Os massacres foram da responsabilidade do Governo português, e eram parte integrante da política colonial. Havia uma cadeia de responsabilidade dos escalões mais baixos, os que perpetravam os massacres, até ao topo. Mas em última instância, a responsabilidade é do Governo português”, escreve a comissão, que concede ser “plausível uma certa medida de iniciativa local” por parte das tropas. “Mas é claro que as políticas emanadas de níveis superiores criaram um clima geral que tolerava e até encorajava o desrespeito pelos direitos humanos”.


O silêncio

Esta era a época em que Portugal estava à margem de dezenas de convenções internacionais, como a acima citada ou a Convenção Internacional sobre a Eliminação de Todas as Formas de Discriminação racial, de Dezembro de 1965. Mas, sublinha o relatório, Portugal já assinara e ratificara a convenção sobre a Protecção das Pessoas Civis em tempo de Guerra, de 12 de agosto de 1949. De acordo com o artigo 146º desta convenção, “as pessoas responsáveis por ‘graves infracções’ devem ser trazidas perante a justiça e o Estado responsável deve pagar uma compensação ás vítimas ou aos seus sucessores”.

Foi uma coisa que nunca aconteceu, e o temor de que acontecesse talvez tenha estado na origem do facto de o relatório não ter sido tornado público em Portugal, como era intenção das Nações Unidas. Salim A. Salim, antigo primeiro-ministro da Tanzânia e actual presidente da OUA, foi a Lisboa no Verão de 1975 com a missão específica de ler o relatório, mas foi persuadido pelo então presidente português, Costa Gomes, a mantê-lo em segredo (ver texto nestas páginas).

 


As provas

Na introdução, a comissão escreveu: “Este relatório pretende, o mais clara e concisamente possível, chamar a atenção da comunidade internacional para as atrocidades” cometidas em Moçambique.
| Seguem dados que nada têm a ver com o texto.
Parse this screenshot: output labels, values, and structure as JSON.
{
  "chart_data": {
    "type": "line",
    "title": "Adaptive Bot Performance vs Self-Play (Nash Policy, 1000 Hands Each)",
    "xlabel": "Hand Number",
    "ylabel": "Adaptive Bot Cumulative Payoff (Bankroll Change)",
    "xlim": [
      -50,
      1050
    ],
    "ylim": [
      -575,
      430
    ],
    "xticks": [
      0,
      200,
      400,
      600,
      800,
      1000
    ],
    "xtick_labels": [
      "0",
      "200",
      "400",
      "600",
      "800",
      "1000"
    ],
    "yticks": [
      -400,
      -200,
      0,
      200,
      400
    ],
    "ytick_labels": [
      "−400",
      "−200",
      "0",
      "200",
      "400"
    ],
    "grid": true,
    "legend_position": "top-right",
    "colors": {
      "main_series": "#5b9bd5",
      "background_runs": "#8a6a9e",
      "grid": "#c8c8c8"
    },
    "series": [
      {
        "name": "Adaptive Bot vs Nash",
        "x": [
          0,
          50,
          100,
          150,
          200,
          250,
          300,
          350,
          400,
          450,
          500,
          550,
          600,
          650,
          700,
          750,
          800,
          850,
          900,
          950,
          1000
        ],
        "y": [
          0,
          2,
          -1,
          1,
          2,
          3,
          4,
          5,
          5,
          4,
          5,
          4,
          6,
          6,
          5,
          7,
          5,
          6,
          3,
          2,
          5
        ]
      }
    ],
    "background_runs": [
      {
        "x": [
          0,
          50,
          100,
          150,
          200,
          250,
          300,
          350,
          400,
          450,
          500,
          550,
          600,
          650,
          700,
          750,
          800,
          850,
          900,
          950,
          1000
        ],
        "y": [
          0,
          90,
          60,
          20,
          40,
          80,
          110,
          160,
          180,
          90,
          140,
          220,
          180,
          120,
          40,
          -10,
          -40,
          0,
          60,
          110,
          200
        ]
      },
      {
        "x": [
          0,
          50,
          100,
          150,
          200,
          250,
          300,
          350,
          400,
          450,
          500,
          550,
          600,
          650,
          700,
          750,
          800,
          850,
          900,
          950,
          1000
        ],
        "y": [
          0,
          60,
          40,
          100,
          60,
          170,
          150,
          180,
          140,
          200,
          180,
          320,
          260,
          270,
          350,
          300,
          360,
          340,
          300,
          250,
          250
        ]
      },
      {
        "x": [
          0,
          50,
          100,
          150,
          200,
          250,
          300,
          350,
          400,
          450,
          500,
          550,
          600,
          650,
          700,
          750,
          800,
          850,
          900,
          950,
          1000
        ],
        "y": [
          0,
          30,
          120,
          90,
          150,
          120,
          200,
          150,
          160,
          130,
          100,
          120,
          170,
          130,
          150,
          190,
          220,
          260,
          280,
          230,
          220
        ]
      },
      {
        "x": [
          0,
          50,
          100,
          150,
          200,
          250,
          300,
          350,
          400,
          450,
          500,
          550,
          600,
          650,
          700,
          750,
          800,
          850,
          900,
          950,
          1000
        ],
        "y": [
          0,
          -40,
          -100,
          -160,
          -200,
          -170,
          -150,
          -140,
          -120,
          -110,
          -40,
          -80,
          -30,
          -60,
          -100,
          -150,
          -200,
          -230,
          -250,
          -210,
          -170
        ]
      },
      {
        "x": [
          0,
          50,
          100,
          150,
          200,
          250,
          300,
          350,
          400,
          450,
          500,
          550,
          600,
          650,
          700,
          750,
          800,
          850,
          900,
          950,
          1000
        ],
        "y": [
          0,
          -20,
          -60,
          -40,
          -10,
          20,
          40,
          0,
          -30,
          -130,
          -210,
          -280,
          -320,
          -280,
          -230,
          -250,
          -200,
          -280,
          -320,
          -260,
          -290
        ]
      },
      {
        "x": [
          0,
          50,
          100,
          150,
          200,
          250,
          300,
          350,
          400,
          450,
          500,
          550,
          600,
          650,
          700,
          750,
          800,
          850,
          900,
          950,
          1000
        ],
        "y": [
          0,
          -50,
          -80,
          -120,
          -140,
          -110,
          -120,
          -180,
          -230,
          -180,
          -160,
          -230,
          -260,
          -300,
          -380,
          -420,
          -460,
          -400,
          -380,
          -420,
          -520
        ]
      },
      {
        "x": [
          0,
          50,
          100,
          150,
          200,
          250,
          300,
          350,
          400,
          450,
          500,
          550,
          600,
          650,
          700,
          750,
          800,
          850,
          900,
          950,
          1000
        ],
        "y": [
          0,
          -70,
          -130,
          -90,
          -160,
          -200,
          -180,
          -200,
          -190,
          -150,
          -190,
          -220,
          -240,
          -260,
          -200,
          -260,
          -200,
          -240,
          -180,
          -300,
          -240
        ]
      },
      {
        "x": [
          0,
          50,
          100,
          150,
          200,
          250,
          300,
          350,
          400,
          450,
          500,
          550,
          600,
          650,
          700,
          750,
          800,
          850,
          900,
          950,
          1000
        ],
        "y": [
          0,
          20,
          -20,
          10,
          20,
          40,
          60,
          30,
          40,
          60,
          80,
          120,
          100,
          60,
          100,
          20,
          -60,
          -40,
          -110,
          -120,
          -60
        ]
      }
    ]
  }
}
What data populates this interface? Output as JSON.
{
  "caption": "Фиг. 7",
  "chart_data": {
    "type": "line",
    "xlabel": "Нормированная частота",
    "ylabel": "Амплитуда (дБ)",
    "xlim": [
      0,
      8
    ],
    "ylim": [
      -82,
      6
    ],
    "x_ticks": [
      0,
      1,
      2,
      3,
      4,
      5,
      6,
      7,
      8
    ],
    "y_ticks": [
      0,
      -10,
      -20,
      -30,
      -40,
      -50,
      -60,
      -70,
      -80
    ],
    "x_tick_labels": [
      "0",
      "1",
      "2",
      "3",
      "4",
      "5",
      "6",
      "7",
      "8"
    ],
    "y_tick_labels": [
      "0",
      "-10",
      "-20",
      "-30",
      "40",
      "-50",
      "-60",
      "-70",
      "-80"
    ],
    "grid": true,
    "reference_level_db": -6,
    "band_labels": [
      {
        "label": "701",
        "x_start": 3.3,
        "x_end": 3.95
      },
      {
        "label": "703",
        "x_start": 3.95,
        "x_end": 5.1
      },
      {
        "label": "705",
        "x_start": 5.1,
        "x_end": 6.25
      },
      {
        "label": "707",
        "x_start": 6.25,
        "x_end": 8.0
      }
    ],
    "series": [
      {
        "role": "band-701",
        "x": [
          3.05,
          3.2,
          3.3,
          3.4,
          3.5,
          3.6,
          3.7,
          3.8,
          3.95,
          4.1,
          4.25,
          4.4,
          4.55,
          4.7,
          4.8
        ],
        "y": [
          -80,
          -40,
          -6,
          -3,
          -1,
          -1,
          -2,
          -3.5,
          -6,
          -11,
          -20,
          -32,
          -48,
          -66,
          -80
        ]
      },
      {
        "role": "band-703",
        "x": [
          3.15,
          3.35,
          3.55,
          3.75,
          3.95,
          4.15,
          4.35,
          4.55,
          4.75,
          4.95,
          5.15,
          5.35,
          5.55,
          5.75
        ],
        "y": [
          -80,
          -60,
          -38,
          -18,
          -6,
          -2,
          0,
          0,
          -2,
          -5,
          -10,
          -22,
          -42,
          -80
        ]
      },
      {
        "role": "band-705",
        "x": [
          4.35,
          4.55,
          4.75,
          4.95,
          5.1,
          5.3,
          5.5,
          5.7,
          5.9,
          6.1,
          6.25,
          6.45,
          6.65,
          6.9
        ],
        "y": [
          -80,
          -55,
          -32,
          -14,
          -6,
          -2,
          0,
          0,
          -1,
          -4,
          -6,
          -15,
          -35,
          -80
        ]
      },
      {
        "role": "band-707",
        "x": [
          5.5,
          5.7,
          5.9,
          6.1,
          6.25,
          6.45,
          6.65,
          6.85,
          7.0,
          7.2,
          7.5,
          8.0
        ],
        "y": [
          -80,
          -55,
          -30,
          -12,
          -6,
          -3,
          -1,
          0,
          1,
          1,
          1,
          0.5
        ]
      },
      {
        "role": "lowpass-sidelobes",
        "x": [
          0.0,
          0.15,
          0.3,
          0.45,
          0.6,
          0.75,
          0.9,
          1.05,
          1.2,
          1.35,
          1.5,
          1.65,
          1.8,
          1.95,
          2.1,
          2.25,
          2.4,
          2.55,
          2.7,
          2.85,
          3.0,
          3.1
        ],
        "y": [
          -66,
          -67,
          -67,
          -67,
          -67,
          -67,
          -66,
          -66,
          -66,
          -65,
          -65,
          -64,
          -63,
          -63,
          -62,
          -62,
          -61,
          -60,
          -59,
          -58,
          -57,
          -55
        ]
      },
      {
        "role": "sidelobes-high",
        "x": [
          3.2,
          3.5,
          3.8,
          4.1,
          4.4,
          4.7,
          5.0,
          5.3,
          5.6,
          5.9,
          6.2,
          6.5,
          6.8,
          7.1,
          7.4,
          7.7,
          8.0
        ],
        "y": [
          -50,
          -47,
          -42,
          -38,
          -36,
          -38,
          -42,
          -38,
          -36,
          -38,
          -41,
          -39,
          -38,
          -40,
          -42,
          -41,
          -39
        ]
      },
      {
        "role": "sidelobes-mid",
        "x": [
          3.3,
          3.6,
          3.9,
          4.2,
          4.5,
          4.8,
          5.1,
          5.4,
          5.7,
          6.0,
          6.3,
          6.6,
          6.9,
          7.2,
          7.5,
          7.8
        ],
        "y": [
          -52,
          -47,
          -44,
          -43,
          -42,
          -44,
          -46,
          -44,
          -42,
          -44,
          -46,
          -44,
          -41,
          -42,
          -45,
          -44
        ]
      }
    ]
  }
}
Mais: a comissão encontrou provas de “vários tipos de violência perpetrados contra a população do território”, provas que “indicam um certo padrão de tropas coloniais”, “violência que varia desde a prática frequente de tortura a massacres envolvendo a eliminação de populações inteiras de certas aldeias”. Entre os tipos de violência descrita encontram-se vários assassinatos, homicídios em massa e destruição da propriedade, frequentemente acompanhados por outros tipos de atrocidades como a violação ou o abrir as barrigas a mulheres grávidas.”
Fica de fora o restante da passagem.